Gemini Flash 2.0 (Google)

We attempted to use Gemini Flash 2.0, but the quality of the responses were not satisfactory.

Gemini Pro 2.0 Experimental (Google)

Similarly, Gemini Pro 2.0 Experimental (free) presented good results, by is limited by quota, restricting its usage.

Mistral: Ministral 8B

The Mistral: Ministral 8B model encountered errors when used with the tools, preventing successful runs.

Mistral: Ministral 3B

Like its larger counterpart, Mistral: Ministral 3B also raised errors because of tool-related issues.

Other GPT Models

We also explored o1 and o1-mini, DeepSeek, and Groq LLAMA 3.3 R1 Distill, but these models were either too expensive, too slow, or didn’t support tool calling or structured response.

Model Selection Strategy

Use Gemini for

Technical documentation queries: Gemini excels at quickly processing technical web scans and documentation-related queries with high similarity scores, but struggles with more complex tasks. Pro version showed much better capabilities but is not yet available for production usage.
Quick-response applications: With a faster average response time (6.52s), Gemini is suitable for applications where rapid responses are critical.
Resource-constrained scenarios: Due to its lower token usage and cost efficiency, Gemini is ideal when system resources or budgets are limited.
Security-focused documentation: Gemini’s best performance in technical scenarios makes it a good fit for security-related tasks or documentation that requires accuracy.

Use GPT-4o for

User-facing interactions: GPT-4o’s consistency across user-friendly scenarios makes it a great choice for chatbots, customer service, or conversational AI.
Complex, multi-step workflows: Its ability to handle large token usage and maintain high similarity scores ensures that GPT-4o can manage complex, multi-stage tasks reliably.
Scenarios requiring consistency: With a narrower similarity score range (0.72-0.86), GPT-4o provides more predictable outputs, making it ideal for tasks where consistency is key.
Natural language-heavy interactions: GPT-4o is well-suited for natural language processing tasks like story generation, report writing, or detailed user instructions, where fluency and clarity are essential.

Starting Simple: UI and API Development

When we started working on the fundamental building blocks: the user interface (UI) and the API, we had several options for how to implement the API, including WebSockets, GraphQL, and REST.

While WebSockets may seem like the best option due to their speed in streaming and real-time messaging, we ultimately chose GraphQL, as it was largely adopted in our platform and it allowed us to ship faster without any significant changes to the platform and existing infrastructure.

[Screenshot of the UI]

Structured Components UI

We experimented with using structured components to enhance the AI's ability to provide visually rich and interactive responses.
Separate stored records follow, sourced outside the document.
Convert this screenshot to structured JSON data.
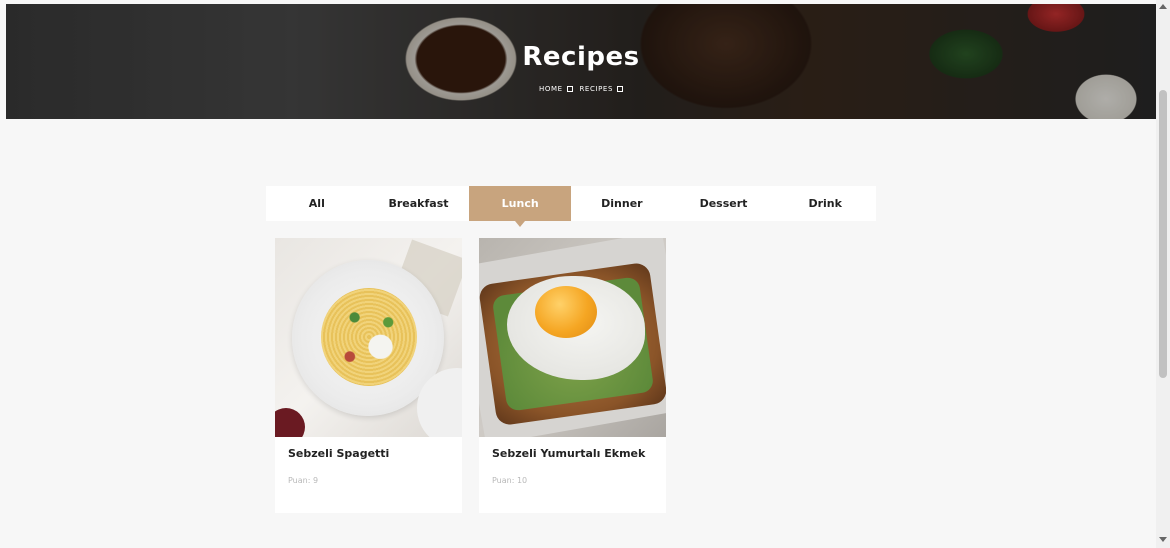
{
  "hero": {
    "title": "Recipes",
    "breadcrumb": [
      {
        "label": "HOME"
      },
      {
        "label": "RECIPES"
      }
    ]
  },
  "tabs": [
    {
      "label": "All",
      "active": false
    },
    {
      "label": "Breakfast",
      "active": false
    },
    {
      "label": "Lunch",
      "active": true
    },
    {
      "label": "Dinner",
      "active": false
    },
    {
      "label": "Dessert",
      "active": false
    },
    {
      "label": "Drink",
      "active": false
    }
  ],
  "colors": {
    "accent": "#c8a47e",
    "background": "#f7f7f7"
  },
  "recipes": [
    {
      "title": "Sebzeli Spagetti",
      "meta": "Puan: 9"
    },
    {
      "title": "Sebzeli Yumurtalı Ekmek",
      "meta": "Puan: 10"
    }
  ]
}
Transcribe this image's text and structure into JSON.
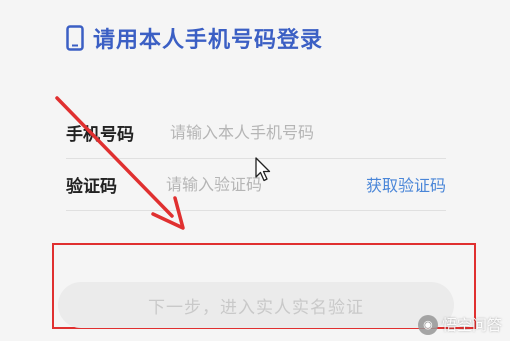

The concept of structured components involves the AI returning not just plain text or markdown answers but also structured UI elements like tables, images, and interactive components. Our goal was to improve the clarity and usability of the AI's responses.

Here’s an example of the expected structured components:

Agent Answer Format:

"message": {
  "components": [
    {
      "type": "Text",
      "content": "Step 1: Click the scans menu"
    },
    {
      "type": "Image",
      "url": "https://placehold.co/600x400/EEE/31343C"
    },
    {
      "type": "Text",
      "content": "Step 2: Click on 'Create a Scan'"
    },
    {
      "type": "Table",
      "data": {
        "headers": ["Name", "ID"],
        "rows": [...]
      }
    }
  ]
}

This approach would be extremely helpful for rendering complex information from AI responses, such as graphs, tables, and custom cards.

Unfortunately, gpt-4o-mini consistently defaulted to using a single text component, which contained everything in markdown format, instead of returning structured components. For instance:

"message": {
  "components": [
    {
      "type": "Text",
      "content": "Step 1: Click the scans menu \n![alt text](http://url/to/img.png) ...."
    }
  ]
}

This limitation prompted us to adapt our approach to UI rendering, ensuring better compatibility with the selected model while striving to maintain structured responses where possible.

Interactions with the Platform and tools calling

To enable the agent to interact with the platform—such as reading data or performing actions—we considered several approaches:

Direct SQL Queries: This option was quickly dismissed due to concerns regarding security and stability.
Using Existing APIs: Although this was a reasonable choice, it introduced performance overhead, which was not ideal for our needs.
Custom Tools: Ultimately, the best approach was to develop custom tools that leverage our existing infrastructure. This method allows us to interact with the platform efficiently, enabling us to execute queries and actions as quickly as possible while maintaining full control over authorization.

Example of a Tool to List Tickets:

@security_agent.tool
def list_tickets(ctx,status: str):
    return fetch_tickets_from_db(status)

Tools return type.

When developing tools, we had several options for the type of output they should provide: plain strings,
dicts, or Pydantic models. While returning plain strings might seem appealing, they are not maintainable.

Dictionaries are untyped, and language models have demonstrated a poor ability to understand them as outputs from tools. Therefore, the clear choice was to use Pydantic models.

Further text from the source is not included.